There are two main mobile device security use cases. The first case is when hospital users bring their own devices and use them to access protected health information as well as internal data. The second case is corporate devices provided and managed by the organization.
For personal devices, IT departments must engage the users and apply some of the following steps to help ensure that when data is accessed remotely there are adequate safeguards to ensure its protection.
For employees personal devices, the following steps should be considered:
- Implement applications, which would reside on mobile devices to set up a secure connection to the health system’s data and limit content access (disable copying text and other functions such as screen capture).
- Provide users with self-management tools that will allow users to perform remote erase and locate their devices when lost.
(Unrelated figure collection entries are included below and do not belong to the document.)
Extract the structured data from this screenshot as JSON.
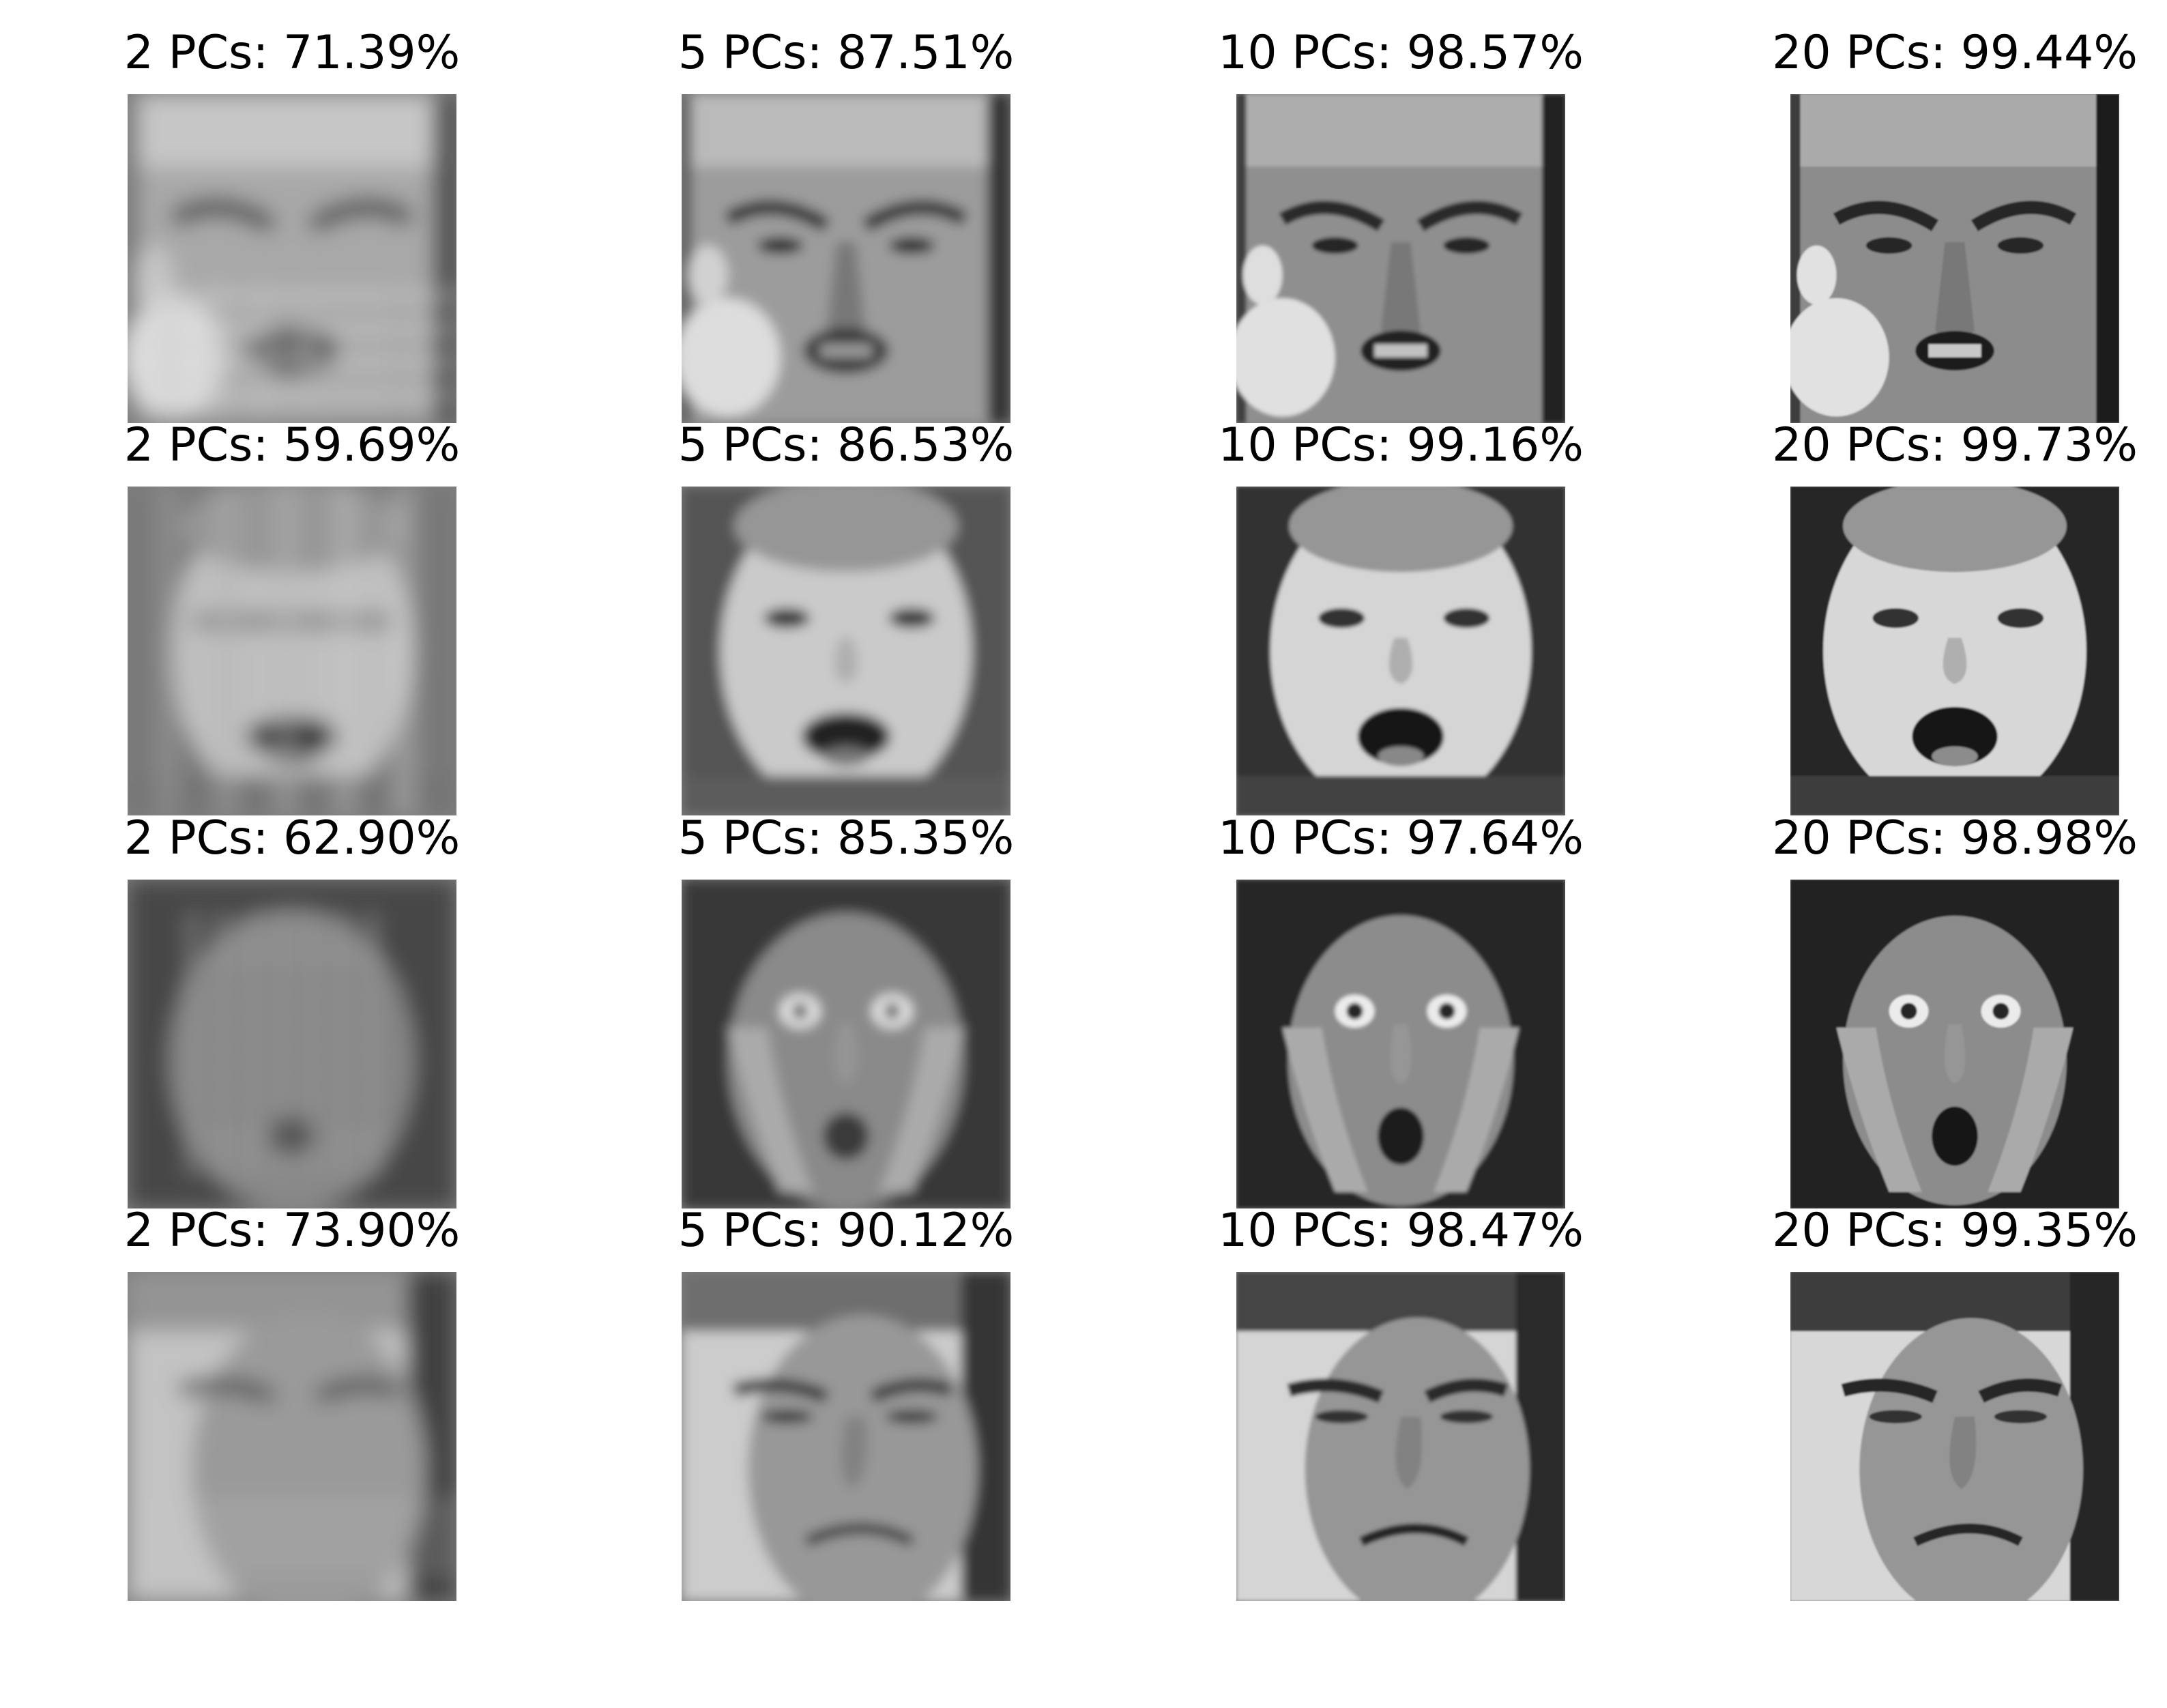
{
  "figure": {
    "rows": [
      {
        "cells": [
          {
            "title": "2 PCs: 71.39%",
            "pcs": 2,
            "variance_pct": 71.39
          },
          {
            "title": "5 PCs: 87.51%",
            "pcs": 5,
            "variance_pct": 87.51
          },
          {
            "title": "10 PCs: 98.57%",
            "pcs": 10,
            "variance_pct": 98.57
          },
          {
            "title": "20 PCs: 99.44%",
            "pcs": 20,
            "variance_pct": 99.44
          }
        ]
      },
      {
        "cells": [
          {
            "title": "2 PCs: 59.69%",
            "pcs": 2,
            "variance_pct": 59.69
          },
          {
            "title": "5 PCs: 86.53%",
            "pcs": 5,
            "variance_pct": 86.53
          },
          {
            "title": "10 PCs: 99.16%",
            "pcs": 10,
            "variance_pct": 99.16
          },
          {
            "title": "20 PCs: 99.73%",
            "pcs": 20,
            "variance_pct": 99.73
          }
        ]
      },
      {
        "cells": [
          {
            "title": "2 PCs: 62.90%",
            "pcs": 2,
            "variance_pct": 62.9
          },
          {
            "title": "5 PCs: 85.35%",
            "pcs": 5,
            "variance_pct": 85.35
          },
          {
            "title": "10 PCs: 97.64%",
            "pcs": 10,
            "variance_pct": 97.64
          },
          {
            "title": "20 PCs: 98.98%",
            "pcs": 20,
            "variance_pct": 98.98
          }
        ]
      },
      {
        "cells": [
          {
            "title": "2 PCs: 73.90%",
            "pcs": 2,
            "variance_pct": 73.9
          },
          {
            "title": "5 PCs: 90.12%",
            "pcs": 5,
            "variance_pct": 90.12
          },
          {
            "title": "10 PCs: 98.47%",
            "pcs": 10,
            "variance_pct": 98.47
          },
          {
            "title": "20 PCs: 99.35%",
            "pcs": 20,
            "variance_pct": 99.35
          }
        ]
      }
    ],
    "colormap": "gray",
    "background_color": "#ffffff",
    "text_color": "#000000"
  }
}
- Educate and encourage users to properly secure their devices with pass-codes, passwords and encryption when available.
- Control the number of devices enrolled under a single user.
- Ensure that data on mHealth apps installed directly on devices is encrypted or that no data is stored locally on the device such as patient information.
For corporate devices:
- Use an MDM plan that provides adequate controls to lock down the devices.
- Use MDM tools to remote wipe devices when lost or compromised.
- Use antivirus and malware protection for the devices to ensure they are not infected.
- Implement security policies for strong passwords.
- Ensure that data on mHealth apps installed directly on the devices is encrypted.
It is critical to guide users to safely access information on their mobile devices, while complying with HIPAA and other regulatory requirements. There must be a clear separation of personal data and corporate data on the devices. There are several MDM platforms that have enabled hospitals to simplify the management and security of mobile devices and ensure successful BYOD implementation.